If all you are doing is dealing with performance issues, then no testing is necessary. Any increase in NPS will either make no difference, or will improve the program. Can't possibly hurt assuming you introduced no bugs.nczempin wrote:You made some very valid comments.bob wrote:...
I guess for now I just have to say: My engine is severely nps-challenged and time-to-depth compared to other engines at a similar level. The changes I am making are 99 % just optimizations that should to a large extent lead to the engine getting stronger (except in those rare cases where looking deeper causes you to dismiss the better move that you would find were you to look even better).
So under this condition it is mainly a question of: Have I optimized enough so I can get a whole ply more on average (yes my engine still has a lot of potential in that area), and when that is the case my tests are there to find out if that one ply was actually significant (which it doesn't have to be).
I am not changing the eval, the move ordering, or introducing any known techniques such as null-move. All I'm doing is finding bottlenecks, changing Java objects into primitives, representing "blackness" with a bit instead of <0, etc.
So I guess this factor pretty much makes the previous discussions on Eden meaningless, or at least any conclusions that anyone would like to draw from them.
And yet the questions remains: Why does my approach still seem to work? Who is willing to test my hypothesis that each version of Eden is stronger than the preceding one, even under the conditions you propose to be necessary?
I would also like to make one thing clear: I am very well aware of statistical issues such as random fluctuations (not solely because I play Poker sometimes), especially the fact that the human mind by default seems to be unable to deal with them.
I'm normally the guy that says in that joke I'm sure you've heard: "no, you can't say that all sheep in Scotland are black, not even that at least one sheep is, but the only thing you can say is that at least one sheep in Scotland is black on at least one side"

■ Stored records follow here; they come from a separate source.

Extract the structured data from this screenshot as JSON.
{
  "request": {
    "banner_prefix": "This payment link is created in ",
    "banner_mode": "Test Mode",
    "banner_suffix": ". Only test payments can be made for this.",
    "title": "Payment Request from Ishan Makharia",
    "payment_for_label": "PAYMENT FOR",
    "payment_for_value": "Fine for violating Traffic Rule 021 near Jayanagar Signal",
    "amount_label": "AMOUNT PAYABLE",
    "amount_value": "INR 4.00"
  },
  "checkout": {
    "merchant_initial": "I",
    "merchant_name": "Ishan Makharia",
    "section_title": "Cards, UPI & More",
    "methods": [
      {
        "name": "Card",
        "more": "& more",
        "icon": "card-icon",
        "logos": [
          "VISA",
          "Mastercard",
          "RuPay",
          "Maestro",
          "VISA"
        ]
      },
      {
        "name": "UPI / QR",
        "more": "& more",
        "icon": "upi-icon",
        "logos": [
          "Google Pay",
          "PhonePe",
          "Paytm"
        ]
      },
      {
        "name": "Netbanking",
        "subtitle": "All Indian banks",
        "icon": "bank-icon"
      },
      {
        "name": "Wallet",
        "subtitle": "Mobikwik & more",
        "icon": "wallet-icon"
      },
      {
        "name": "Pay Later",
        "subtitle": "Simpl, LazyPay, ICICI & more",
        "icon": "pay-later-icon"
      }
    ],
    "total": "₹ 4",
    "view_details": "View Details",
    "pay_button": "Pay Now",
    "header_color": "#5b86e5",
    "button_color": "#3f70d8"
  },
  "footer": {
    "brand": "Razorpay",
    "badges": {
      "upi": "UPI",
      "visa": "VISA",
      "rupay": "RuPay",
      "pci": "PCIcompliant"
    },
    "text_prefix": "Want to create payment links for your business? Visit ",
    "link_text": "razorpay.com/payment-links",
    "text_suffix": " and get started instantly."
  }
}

I'm always the guy that points out that e. g. salesperson competitions are more or less meaningless because the random fluctuations completely dominate any skill there might be.
I always shrug off "amazing" events that I easily determine to be very possibly caused simply by randomness.
I even seem to be too far on the side of randomness, being very skeptical even of scientific articles that claim to have found this or that correlation and/or even causation.
I take an interest in Statistical Process Control even to the extent of owning (although not yet having worked through) Shewhart, W A (1939) Statistical Method from the Viewpoint of Quality Control, plus Deming and lots of other stuff that precedes Watts Humphrey's work on Software Engineering Processes.
So...
It feels weird when I'm being placed "on the other side"
But for eval/search/etc changes, much more care is needed or you will be throwing away good changes, keeping bad changes, all based on random results.